The Nation reported that Jeff Sessions also has ties (albeit not financial ones) to the private prison industry. Two former aides of Sessions became lobbyists for some of the largest stakeholders in the private prison industry — but Sessions support for private prisons goes back more than two decades:
The seeds of Sessions’s evangelism for private prisons, and the future of the industry, were sown back in October, when two of his former Senate aides, David Stewart and Ryan Robichaux, became lobbyists for Geo Group. Stewart and Robichaux, who represent the lobbying firm Bradley Arant Boult Cummings, were specifically hired to deal with federal government contracting. The bet that Trump might win the presidency, and tap Sessions, one of his earliest supporters, for a powerful position in the government, paid off.

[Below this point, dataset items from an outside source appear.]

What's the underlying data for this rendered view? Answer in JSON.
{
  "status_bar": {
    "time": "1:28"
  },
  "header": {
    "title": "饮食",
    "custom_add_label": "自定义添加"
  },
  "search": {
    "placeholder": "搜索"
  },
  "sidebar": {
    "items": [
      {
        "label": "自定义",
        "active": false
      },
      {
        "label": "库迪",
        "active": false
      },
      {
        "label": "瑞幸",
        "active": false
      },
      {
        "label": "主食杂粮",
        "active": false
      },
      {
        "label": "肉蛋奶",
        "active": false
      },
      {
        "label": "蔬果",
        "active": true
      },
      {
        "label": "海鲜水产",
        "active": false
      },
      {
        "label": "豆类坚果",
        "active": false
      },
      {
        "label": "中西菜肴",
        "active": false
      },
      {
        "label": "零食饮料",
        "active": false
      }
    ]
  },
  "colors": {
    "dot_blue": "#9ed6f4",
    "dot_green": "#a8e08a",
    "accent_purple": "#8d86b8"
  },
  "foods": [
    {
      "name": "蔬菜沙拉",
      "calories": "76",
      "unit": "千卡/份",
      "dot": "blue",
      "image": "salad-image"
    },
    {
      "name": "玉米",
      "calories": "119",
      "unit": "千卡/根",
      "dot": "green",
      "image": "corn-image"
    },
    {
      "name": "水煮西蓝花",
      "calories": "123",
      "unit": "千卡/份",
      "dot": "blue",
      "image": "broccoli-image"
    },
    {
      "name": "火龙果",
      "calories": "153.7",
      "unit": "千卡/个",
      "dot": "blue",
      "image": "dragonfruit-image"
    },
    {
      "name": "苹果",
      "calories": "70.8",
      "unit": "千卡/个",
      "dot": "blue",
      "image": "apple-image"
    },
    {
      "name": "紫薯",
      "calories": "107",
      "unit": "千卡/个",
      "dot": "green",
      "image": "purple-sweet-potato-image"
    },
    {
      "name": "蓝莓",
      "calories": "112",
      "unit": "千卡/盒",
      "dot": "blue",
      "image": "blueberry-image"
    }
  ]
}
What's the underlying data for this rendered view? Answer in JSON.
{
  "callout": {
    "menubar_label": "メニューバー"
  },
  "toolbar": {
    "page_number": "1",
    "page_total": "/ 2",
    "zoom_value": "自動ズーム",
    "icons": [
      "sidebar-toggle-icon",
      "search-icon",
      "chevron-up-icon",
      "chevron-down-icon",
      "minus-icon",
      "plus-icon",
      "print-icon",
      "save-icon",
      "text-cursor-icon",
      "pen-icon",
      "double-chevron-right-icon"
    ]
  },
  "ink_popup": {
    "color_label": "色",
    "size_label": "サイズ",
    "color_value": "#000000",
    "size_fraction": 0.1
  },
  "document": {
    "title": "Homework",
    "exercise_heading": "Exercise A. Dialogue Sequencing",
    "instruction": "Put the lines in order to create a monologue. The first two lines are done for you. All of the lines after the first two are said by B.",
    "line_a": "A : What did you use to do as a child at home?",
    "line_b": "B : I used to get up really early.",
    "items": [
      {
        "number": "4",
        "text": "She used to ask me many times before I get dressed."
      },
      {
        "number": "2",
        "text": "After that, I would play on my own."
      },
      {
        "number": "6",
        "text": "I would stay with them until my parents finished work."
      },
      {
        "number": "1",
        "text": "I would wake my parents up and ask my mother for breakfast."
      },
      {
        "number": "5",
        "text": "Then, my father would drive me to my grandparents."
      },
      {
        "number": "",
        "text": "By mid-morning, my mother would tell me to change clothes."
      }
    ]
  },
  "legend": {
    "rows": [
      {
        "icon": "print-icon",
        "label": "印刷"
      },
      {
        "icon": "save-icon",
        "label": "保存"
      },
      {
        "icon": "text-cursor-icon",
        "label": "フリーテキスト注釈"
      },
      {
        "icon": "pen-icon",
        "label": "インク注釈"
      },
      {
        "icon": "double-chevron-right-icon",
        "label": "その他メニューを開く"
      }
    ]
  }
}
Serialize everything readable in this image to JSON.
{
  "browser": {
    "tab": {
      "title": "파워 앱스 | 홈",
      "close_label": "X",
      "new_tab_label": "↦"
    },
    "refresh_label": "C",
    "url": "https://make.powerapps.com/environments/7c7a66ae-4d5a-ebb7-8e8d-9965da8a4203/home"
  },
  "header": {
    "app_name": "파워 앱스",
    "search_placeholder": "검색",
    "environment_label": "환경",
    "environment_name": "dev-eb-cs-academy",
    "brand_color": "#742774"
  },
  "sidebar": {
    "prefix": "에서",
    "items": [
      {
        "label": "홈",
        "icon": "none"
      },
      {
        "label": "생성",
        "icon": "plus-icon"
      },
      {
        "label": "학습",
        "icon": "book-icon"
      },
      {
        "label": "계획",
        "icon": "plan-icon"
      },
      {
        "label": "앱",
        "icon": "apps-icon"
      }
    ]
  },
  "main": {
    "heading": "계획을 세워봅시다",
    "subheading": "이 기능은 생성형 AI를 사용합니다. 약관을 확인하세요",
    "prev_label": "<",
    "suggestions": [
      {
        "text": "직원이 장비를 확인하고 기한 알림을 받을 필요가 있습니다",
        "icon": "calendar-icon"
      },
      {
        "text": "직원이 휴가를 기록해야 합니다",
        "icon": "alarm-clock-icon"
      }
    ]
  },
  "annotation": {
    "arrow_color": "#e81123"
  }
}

It’s not like Sessions wouldn’t have boosted private prisons had his staffers not gone to work for the industry. Trump touted private prisons as far back as last March. And Sessions’s history with the industry goes back 20 years. As attorney general of Alabama, he approved the use of private prisons in the state in an advisory opinion in 1996. As senator he helped secure a federal contact for undocumented immigrant detention in a facility in Perry County, Alabama, though it was eventually canceled. In a 2010 hearing, Sessions said, “I do think there is a role for private prisons in the American system,” backing a nominee to run the US Marshals Service who had ties to the industry.
In the end, claims that Jeff Sessions holds stock in private prison companies are fictional. However, both Sessions and President Trump have deep ties to the private prison industry — and the industry’s largest companies provided financial support to Trump’s campaign and inauguration before benefiting from policy decisions made by Sessions.